Ruby Mountain – Reflecting the Sun

Along the banks of the Arkansas River as it winds through the Southern Colorado Rockies, one landmark stands tall, a testament to the mining days of the past. Ruby Mountain now acts as a host to campers, hikers, fishermen, and more. A member of the Arkansas Headquarters Recreation Area’s designated campgrounds, Ruby Mountain rests nestled into the snow-capped mountains and right on the shore of the river, full of popularity. The area bodes as one of the best river rafting locations in the country.

Situated between Nathrop and Buena Vista, Ruby Mountain holds the legend of small rubies often discovered on its slopes. However, the truth is garnet crystals were mistaken for the stunning red gems. Along with garnet, topaz and several other minerals filtered through the sand and dirt of the mountain. Once, hopeful miners could try their luck for a small fee. Now a private owner shares the fortunes with only him or herself.


Some wonder if the mountain’s name stems from its belief rubies existed or instead for its beautiful red sands swirled with yellows and oranges and smudges of darker hues full of vibrant intensity. Sunrise bathes these remarkable colors in even more brilliance as campers greet daylight’s first rays while listening to the raging current of the Arkansas River. Horseshoe Basin also enthralls the visitors with the remnants of the old mining days and perhaps the ruins of a settlement here and there.


While exploring the campground one takes in the stunning scenes of the Rocky Mountains and their snow-capped wonders. The river twists and turns through the basin, with some sites for tents only along its banks. A ramp allows rafters and boaters to come and go as they please as the occasional site of a kayaker or white-water rafter floats by. Several times through the day the noise of cattle crossing the river wafts into the air as they moo on past. A fisherman in his revelry could find total solace and peace while casting his line. Two trails lead hikers up the slopes to gaze out and over the landscape.
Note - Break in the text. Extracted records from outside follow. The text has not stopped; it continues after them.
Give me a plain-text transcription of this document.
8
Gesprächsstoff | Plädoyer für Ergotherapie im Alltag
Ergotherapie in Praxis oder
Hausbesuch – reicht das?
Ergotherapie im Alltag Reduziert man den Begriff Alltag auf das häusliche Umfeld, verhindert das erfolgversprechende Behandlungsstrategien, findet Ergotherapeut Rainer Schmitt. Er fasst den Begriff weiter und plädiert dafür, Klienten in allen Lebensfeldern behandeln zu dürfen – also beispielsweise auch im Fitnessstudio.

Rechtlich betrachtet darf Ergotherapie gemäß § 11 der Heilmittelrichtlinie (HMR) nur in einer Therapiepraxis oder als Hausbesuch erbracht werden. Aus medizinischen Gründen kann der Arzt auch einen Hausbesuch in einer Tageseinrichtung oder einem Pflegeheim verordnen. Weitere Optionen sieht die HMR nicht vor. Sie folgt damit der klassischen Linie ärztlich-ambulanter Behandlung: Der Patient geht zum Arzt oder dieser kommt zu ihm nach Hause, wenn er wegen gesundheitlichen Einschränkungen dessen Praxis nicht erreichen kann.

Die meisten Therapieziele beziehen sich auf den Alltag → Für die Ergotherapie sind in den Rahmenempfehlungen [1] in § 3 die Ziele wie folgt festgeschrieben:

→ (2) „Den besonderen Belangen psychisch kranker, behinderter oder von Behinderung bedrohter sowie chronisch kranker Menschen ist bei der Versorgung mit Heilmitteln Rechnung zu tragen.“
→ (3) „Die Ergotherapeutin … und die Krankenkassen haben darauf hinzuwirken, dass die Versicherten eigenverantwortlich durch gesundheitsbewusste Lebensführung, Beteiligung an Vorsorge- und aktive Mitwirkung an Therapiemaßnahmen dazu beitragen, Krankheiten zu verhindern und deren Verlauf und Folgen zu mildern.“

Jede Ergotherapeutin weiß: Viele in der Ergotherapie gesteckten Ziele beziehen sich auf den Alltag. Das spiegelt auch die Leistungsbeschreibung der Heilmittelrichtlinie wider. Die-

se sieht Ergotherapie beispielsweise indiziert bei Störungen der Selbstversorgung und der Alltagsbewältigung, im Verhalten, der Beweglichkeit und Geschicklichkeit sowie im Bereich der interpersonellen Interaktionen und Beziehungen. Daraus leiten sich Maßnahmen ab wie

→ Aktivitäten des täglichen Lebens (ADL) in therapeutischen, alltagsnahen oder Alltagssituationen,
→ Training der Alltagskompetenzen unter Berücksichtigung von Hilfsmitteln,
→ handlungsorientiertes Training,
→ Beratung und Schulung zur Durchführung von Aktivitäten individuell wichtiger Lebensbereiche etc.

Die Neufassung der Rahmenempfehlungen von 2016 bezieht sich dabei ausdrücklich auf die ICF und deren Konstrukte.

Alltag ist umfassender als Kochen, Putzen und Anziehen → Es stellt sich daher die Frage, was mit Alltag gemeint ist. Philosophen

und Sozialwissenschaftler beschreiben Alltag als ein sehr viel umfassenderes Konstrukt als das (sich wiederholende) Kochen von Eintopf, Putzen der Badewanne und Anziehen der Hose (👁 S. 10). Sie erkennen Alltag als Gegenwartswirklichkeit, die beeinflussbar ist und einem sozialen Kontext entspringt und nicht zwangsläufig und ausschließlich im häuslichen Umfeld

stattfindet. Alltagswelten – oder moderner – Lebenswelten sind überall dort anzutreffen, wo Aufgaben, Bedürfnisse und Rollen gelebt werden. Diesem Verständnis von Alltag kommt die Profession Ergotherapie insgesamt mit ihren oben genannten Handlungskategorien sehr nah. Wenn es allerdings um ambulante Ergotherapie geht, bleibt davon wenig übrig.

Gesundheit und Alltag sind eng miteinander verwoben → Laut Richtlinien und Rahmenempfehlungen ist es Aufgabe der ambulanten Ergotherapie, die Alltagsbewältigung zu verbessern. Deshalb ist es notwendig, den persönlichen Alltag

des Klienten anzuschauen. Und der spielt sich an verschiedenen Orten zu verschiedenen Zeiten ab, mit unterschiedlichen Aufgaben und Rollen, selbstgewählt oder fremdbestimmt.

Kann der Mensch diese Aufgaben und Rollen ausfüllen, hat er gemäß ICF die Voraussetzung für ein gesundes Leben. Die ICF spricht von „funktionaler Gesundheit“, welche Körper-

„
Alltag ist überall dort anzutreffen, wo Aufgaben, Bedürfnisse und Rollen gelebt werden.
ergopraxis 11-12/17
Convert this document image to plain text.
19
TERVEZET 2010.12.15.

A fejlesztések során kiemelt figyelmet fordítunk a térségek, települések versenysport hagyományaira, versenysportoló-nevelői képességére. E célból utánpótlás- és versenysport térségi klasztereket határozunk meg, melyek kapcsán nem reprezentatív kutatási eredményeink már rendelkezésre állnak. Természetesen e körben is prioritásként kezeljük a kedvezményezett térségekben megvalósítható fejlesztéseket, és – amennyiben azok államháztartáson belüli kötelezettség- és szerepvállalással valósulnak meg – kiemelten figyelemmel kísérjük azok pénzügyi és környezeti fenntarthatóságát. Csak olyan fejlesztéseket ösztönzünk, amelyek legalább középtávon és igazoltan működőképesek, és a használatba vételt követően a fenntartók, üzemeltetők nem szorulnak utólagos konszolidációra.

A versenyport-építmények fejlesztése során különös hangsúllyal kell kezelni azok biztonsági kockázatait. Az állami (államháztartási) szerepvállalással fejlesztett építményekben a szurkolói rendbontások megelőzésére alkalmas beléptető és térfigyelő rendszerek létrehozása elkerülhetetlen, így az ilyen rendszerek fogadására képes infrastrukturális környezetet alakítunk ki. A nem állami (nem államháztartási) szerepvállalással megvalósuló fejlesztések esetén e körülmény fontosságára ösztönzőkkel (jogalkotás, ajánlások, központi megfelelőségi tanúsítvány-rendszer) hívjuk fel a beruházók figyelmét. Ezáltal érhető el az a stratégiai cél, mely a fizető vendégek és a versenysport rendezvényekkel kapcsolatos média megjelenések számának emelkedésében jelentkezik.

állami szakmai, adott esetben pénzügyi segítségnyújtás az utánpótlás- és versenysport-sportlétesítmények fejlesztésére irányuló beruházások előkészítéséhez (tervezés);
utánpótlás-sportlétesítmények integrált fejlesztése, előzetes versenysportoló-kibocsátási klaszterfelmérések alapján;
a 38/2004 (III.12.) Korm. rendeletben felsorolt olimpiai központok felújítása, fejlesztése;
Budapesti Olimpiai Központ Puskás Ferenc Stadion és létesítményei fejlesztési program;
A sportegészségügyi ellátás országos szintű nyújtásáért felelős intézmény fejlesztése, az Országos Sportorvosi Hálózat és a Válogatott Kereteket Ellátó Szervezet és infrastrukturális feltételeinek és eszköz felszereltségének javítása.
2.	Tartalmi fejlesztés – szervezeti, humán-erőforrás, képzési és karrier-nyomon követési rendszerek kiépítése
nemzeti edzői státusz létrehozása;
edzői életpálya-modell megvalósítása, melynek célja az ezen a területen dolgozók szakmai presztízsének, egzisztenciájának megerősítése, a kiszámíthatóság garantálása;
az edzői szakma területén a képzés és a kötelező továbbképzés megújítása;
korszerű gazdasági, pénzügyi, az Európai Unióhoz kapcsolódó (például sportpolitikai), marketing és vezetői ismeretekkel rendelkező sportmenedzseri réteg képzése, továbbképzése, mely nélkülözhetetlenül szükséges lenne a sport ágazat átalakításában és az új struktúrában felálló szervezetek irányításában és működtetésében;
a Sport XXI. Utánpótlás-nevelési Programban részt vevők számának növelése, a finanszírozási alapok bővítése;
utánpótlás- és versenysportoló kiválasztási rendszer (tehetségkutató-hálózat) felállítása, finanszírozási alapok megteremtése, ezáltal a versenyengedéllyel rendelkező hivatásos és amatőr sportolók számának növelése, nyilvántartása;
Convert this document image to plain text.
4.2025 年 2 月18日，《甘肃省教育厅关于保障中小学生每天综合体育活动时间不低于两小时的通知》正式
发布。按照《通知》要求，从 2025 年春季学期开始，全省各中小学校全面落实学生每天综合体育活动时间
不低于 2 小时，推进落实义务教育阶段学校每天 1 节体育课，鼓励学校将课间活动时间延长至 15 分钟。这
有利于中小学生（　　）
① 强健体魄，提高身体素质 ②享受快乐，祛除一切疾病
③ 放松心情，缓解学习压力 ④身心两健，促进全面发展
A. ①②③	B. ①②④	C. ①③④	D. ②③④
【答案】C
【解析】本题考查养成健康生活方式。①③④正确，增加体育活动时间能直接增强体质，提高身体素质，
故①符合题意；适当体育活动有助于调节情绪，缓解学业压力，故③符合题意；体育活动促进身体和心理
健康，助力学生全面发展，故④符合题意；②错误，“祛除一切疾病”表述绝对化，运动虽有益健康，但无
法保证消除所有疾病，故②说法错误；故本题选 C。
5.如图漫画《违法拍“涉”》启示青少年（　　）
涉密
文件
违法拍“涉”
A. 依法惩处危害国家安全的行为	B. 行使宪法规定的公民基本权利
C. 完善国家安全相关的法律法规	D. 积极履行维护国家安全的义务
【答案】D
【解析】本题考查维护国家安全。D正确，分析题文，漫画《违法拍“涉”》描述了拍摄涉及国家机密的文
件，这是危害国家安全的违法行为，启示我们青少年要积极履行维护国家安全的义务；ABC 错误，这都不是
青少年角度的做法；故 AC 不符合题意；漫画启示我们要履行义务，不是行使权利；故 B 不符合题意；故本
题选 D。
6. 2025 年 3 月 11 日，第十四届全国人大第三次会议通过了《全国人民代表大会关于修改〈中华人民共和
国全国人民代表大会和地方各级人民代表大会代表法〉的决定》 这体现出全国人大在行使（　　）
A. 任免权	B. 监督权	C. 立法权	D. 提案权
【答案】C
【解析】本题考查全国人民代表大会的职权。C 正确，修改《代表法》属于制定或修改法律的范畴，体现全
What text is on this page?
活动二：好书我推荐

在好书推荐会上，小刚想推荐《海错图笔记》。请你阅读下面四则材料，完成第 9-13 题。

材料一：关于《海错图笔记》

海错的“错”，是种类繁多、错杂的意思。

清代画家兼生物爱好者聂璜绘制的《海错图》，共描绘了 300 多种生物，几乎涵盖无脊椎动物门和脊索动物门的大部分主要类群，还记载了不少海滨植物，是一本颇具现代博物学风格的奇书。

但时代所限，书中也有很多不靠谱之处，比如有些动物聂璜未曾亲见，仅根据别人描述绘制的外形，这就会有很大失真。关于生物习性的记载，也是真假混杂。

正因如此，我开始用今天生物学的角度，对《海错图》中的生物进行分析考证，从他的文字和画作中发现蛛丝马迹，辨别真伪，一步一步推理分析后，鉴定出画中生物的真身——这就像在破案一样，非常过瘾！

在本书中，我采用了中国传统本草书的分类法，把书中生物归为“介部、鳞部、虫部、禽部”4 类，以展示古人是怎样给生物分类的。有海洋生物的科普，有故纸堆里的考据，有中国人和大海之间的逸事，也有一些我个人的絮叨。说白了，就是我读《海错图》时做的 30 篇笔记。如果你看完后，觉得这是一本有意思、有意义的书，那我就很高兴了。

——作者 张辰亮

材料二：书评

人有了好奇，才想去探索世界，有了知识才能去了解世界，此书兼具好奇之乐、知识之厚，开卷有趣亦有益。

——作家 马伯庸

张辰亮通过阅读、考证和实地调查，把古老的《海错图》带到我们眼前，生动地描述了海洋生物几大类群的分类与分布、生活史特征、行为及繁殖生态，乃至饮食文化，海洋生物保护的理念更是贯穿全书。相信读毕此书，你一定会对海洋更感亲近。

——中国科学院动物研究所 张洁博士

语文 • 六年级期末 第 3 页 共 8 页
We went in April, enjoying our Easter weekend. The nights remained pretty cold, requiring the need for long underwear. But the smell of stoves cooking pancakes and the sound of sizzling sausage made the cold worth it. The occasional thunderstorms rolled through, splattering the tables with light drizzle. Campfire smells of long burned embers filled the scene.

The tent only sites were a bit close together, which worked well in our case as our neighbors were our other travelers who joined us. The park ranger who checked in on our first day was warm and generous in information about the campground’s use. Our only complaint resulted from a group using their quads over and over throughout the campground and also allowing their dog to roam freely into our site. Perhaps when we go back, which we probably will, we won’t take the first site sitting right on the ramp to the river. It certainly made for some fun things to watch, but did not help for commotion. It was Ms. Bailey’s first camping trip and she appeared to love every minute, even running to the tent entrance as we sat by the campfire only to find herself bounced off the screen.

If you plan to journey to the region, reservations are accepted online. However, be mindful of the fees as we were made aware. There is a day use fee of $7/vehicle in addition to the $14/night for camping. Plus another $10 exists for a reservation fee. Of course, the sites don’t need to be reserved but one gambles a lot if it’s a busy weekend.